Nationally only one in 35 serious crimes, results in the offender being caught and punished.

Hopefully included in these local statistics are the three balaclava-clad thugs who attacked security guards at the HSBC in Church Street, Blackburn, with an axe and escaped with a large quantity of cash.

Hopefully 'sanctioned,' alongside them, are the violent masked robbers armed with machetes and sledgehammers who escaped with tens of thousands of pounds from a bank in Abbey Street, Darwen after they threatened staff filling up a cash machine.

Fingers crossed that in those figures are the raiders who robbed Lloyds Bank in Blackburn escaping with yet more money, plus the armed gang that struck at a Post Office in Accrington, as well as the gang of balaclava-clad thieves who made off with a substantial amount of jewellery from a shop in King William Street after smashing the door and display cabinets with bats and hammers.

Many similar robberies have occurred throughout the county.

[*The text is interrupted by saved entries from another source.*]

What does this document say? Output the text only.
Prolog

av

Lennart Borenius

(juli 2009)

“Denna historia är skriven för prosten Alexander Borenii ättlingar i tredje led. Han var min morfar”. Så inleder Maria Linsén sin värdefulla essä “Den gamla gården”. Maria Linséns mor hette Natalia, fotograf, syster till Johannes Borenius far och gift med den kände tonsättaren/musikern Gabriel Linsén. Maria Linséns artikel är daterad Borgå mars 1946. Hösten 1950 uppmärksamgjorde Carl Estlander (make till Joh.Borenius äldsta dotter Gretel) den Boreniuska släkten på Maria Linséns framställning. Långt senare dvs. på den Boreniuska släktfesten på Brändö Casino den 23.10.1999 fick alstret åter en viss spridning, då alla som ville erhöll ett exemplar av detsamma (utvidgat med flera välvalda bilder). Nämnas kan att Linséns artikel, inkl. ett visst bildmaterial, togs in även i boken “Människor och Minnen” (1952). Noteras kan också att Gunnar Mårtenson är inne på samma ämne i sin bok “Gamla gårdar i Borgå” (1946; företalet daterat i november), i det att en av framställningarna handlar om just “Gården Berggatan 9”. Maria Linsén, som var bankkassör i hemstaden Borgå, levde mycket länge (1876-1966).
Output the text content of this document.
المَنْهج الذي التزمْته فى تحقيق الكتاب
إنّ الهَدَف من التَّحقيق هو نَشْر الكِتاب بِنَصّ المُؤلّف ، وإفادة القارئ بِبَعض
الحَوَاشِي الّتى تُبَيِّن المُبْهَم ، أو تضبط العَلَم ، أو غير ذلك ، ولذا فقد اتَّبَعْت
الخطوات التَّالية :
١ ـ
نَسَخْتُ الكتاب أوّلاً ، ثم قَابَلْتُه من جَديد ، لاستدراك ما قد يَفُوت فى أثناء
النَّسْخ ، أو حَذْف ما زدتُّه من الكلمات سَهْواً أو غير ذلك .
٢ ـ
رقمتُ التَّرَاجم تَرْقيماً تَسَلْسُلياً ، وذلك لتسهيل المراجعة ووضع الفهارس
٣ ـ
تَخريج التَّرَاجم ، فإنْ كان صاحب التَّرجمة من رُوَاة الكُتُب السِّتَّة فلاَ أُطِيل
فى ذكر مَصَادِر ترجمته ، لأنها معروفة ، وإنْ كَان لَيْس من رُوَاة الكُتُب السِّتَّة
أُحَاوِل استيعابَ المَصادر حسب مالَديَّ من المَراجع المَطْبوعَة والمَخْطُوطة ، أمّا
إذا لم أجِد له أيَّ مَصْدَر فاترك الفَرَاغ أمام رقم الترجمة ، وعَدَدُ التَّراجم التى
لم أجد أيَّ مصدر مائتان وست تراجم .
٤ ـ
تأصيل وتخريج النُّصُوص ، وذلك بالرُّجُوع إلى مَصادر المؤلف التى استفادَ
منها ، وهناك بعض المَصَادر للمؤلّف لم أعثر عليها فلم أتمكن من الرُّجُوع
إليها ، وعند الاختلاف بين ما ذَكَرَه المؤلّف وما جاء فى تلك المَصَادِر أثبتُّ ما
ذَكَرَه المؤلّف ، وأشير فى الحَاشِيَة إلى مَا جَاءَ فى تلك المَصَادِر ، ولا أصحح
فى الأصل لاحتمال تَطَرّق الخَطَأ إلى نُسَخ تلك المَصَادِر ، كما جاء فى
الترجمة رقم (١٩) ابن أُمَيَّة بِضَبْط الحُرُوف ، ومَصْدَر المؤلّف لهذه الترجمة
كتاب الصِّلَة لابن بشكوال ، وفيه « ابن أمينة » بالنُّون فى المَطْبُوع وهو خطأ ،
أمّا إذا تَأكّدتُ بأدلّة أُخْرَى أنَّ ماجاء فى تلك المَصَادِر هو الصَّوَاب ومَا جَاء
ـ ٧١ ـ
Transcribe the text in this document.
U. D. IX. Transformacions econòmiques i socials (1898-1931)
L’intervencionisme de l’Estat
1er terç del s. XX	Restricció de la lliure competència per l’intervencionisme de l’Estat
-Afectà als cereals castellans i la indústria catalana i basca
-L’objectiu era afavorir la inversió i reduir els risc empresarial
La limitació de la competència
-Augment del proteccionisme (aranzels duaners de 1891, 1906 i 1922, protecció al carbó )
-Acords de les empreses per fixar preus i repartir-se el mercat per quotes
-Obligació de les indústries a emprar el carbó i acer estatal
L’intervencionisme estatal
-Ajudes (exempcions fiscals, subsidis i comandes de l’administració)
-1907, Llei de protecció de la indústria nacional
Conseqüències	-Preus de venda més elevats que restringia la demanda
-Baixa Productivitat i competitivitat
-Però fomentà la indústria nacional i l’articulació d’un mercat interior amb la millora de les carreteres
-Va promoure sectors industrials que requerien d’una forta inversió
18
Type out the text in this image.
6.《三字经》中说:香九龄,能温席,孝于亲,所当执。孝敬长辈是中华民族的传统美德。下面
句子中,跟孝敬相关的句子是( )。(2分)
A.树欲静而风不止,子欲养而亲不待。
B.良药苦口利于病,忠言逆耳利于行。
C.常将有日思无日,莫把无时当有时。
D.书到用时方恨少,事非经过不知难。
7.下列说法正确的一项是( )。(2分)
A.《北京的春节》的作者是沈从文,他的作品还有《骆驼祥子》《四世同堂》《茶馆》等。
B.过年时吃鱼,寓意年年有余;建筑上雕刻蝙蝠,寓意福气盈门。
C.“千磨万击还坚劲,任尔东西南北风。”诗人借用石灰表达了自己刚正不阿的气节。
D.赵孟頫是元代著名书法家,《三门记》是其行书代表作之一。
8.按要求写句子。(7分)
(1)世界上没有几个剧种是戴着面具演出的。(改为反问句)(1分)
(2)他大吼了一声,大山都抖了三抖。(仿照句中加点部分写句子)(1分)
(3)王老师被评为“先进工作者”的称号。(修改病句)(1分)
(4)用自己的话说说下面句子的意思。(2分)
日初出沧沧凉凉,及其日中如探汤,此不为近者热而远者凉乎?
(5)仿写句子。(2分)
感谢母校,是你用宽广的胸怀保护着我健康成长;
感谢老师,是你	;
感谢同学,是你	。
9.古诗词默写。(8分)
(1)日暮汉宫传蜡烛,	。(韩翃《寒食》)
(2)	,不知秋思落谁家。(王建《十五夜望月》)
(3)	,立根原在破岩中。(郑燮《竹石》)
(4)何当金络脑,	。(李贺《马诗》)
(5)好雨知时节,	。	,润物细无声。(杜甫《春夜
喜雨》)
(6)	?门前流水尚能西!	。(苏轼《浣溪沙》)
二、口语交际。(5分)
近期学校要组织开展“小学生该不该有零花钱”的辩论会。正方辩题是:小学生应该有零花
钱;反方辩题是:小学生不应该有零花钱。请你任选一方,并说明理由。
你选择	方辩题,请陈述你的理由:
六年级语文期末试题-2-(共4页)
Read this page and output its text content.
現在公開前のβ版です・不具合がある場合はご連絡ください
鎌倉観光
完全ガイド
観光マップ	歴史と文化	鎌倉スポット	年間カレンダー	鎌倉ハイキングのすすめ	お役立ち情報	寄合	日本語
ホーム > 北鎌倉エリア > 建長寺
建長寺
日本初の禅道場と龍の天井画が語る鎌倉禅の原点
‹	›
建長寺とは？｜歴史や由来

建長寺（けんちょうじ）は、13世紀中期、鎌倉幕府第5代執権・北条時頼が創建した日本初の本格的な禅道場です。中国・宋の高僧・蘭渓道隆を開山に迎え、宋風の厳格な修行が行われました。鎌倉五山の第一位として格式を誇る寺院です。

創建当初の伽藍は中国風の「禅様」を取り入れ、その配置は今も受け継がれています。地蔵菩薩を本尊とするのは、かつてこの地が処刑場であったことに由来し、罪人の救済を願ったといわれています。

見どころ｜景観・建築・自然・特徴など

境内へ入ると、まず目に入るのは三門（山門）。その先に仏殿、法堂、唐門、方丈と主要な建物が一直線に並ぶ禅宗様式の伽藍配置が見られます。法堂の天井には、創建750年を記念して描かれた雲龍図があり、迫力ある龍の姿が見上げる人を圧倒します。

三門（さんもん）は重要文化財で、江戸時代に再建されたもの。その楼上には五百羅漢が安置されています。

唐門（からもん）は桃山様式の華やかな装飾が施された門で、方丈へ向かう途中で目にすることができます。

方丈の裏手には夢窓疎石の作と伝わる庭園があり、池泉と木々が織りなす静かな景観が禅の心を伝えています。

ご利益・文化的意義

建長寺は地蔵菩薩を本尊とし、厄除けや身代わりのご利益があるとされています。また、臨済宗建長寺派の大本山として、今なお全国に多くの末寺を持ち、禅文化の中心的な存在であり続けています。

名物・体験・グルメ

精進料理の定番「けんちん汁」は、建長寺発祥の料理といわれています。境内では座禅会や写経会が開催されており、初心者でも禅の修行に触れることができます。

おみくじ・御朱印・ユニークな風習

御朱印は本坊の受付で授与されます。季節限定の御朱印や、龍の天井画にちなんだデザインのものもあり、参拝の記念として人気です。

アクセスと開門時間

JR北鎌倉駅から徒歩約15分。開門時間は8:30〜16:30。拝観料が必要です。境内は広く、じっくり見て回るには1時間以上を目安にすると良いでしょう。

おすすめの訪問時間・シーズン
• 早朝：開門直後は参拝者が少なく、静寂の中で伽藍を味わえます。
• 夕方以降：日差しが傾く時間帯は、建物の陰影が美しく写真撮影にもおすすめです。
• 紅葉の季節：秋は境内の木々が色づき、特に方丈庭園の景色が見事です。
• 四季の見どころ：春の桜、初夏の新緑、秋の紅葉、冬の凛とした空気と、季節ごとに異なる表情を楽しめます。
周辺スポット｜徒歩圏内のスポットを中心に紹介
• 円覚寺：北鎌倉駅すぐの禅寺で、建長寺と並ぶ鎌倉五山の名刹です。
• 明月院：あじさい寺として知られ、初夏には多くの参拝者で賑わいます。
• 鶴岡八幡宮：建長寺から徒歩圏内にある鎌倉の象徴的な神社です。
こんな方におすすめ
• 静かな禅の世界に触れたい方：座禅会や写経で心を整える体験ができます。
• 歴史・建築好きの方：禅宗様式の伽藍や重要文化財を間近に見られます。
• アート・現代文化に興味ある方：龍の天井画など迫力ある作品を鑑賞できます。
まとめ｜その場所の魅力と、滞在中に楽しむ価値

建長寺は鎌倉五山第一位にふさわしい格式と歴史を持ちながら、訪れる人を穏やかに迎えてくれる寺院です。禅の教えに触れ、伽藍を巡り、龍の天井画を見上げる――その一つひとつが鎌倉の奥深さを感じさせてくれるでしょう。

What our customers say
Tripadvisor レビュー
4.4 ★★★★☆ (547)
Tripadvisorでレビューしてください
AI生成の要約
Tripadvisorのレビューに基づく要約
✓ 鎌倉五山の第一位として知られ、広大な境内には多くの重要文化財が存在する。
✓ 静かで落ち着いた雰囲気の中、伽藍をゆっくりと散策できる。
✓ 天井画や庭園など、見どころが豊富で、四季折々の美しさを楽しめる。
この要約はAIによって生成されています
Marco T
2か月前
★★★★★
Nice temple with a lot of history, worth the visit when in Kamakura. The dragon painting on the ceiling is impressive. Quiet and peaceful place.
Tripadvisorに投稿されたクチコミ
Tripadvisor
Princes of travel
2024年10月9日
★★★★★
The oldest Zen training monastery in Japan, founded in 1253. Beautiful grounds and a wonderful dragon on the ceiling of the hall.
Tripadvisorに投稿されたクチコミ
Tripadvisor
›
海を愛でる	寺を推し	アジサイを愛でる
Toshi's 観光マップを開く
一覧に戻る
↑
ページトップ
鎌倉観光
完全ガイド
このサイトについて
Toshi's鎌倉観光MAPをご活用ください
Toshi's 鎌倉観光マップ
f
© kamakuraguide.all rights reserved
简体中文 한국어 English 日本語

Sadly, East Lancashire residents are still awaiting the arrest of a hit-and-run driver who killed a 34-year-old man from Oswaldtwistle, walking home in the early hours of January 2004.

And in November of this year police again appealed for information to the rape of a young woman, that happened in Billinge Wood one Sunday afternoon in broad daylight, over nine years ago.

It would be pleasing to learn that the £90 most of us have to find every year, through non-criminal means, to pay via the council tax to the Lancashire Police Authority, is worth every penny. And not just squandered on politically motivated priorities, statistical trickery and government 'sanctioned' spin.

DAVID FORTUNE, Queen's Road, Blackburn.